— А кому же этот позор?
— Ну, в такие глубинные изыскания я не пускаюсь.
***
— Русских книг в библиотеке ни одной; газеты у вас не допросишься, все своим мужикам раздаете, так от нечего делать я статистикой занялся, — сообщает мне коллега Петросян.
— Дело хорошее. А что же вы, собственно говоря, учитываете?
— Время.
— То есть?
— Сколько его здесь, в Баньоли, тратится производительно и сколько уходит впустую. — Каковы же ваши выводы?
— Средние показатели за пять недель таковы: исходя из восьмичасового рабочего дня, полезных затрат, считаю сюда и еду, — один час двадцать семь минут. На всякого рода «чеканье» — у дверей чиновников, в столовой, в умывалке и т. д. — шесть часов тридцать три минуты в день… По часам точно отмечал за все пять недель.
— Ну и терпение у вас!
Рядом с нами на лавку садится женщина. Она приволокла туго набитый соломой матрас. Ее дочурка сваливает на него пачку рваных порыжелых одеял.

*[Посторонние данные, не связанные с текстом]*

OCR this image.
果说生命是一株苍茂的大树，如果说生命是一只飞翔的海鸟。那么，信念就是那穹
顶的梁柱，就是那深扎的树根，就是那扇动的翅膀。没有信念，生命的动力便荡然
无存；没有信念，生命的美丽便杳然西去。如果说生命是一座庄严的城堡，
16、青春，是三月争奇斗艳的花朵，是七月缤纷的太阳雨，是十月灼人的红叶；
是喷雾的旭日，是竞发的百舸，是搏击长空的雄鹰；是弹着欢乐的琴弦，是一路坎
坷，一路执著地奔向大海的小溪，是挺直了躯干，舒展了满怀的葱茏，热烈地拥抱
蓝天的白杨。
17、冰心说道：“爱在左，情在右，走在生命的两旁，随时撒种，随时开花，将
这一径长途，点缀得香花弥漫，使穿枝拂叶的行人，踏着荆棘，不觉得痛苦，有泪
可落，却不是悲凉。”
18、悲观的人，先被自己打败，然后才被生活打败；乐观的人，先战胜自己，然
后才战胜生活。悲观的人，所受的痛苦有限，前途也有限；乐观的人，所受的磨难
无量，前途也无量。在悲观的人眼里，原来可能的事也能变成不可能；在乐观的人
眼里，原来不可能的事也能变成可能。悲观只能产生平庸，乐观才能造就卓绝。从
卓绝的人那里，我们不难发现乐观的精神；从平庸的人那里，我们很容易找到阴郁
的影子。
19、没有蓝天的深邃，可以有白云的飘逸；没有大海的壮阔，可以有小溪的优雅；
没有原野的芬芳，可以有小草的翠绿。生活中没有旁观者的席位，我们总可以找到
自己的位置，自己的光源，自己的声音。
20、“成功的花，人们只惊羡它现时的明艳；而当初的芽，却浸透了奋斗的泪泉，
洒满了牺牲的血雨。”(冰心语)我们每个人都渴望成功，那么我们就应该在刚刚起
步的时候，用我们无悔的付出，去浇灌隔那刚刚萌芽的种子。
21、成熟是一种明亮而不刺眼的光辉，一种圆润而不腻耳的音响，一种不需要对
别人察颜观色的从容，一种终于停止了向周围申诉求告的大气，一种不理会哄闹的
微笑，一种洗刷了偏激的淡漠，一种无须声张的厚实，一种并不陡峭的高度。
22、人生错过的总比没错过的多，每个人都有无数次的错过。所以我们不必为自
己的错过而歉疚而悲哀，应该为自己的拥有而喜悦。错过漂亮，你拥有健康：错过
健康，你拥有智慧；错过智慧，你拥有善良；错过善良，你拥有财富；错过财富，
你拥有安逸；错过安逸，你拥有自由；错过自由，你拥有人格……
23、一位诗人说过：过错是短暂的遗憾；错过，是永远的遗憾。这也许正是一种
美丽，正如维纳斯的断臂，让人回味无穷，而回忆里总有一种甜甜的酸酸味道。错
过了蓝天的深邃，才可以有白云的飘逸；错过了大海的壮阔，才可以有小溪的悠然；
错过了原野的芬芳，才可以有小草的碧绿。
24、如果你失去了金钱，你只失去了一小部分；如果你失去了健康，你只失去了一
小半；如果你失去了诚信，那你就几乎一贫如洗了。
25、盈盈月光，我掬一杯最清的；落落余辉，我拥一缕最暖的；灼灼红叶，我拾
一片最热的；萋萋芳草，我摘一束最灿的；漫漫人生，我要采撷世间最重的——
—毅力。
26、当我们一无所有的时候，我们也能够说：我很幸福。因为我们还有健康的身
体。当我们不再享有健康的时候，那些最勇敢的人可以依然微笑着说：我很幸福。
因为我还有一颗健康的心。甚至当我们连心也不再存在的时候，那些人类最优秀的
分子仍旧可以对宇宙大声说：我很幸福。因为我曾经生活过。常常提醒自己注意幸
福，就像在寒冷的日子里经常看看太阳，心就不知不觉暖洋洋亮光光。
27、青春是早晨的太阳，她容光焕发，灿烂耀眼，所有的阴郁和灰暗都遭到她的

— Ох, уморилась! — ни к кому не обращаясь, говорит женщина. — Тележки стоят, а не дают их. Волоки с километр до блока, а там на третий этаж поднимай. Уморилась…
Отдышавшись, она продолжает:
— Третий раз на отъезд вызывают. Все чистки прошла, и консула, и инспектора, а пароходного номера опять не дали… Ну, что будешь делать? Муж второй год, как из Канады выписывает…
Она поднимается и снова тянет свой матрас по пыльному асфальту двора, а на ее место садятся две итальянки. Как им и полагается, каждая выпаливает сто слов в секунду.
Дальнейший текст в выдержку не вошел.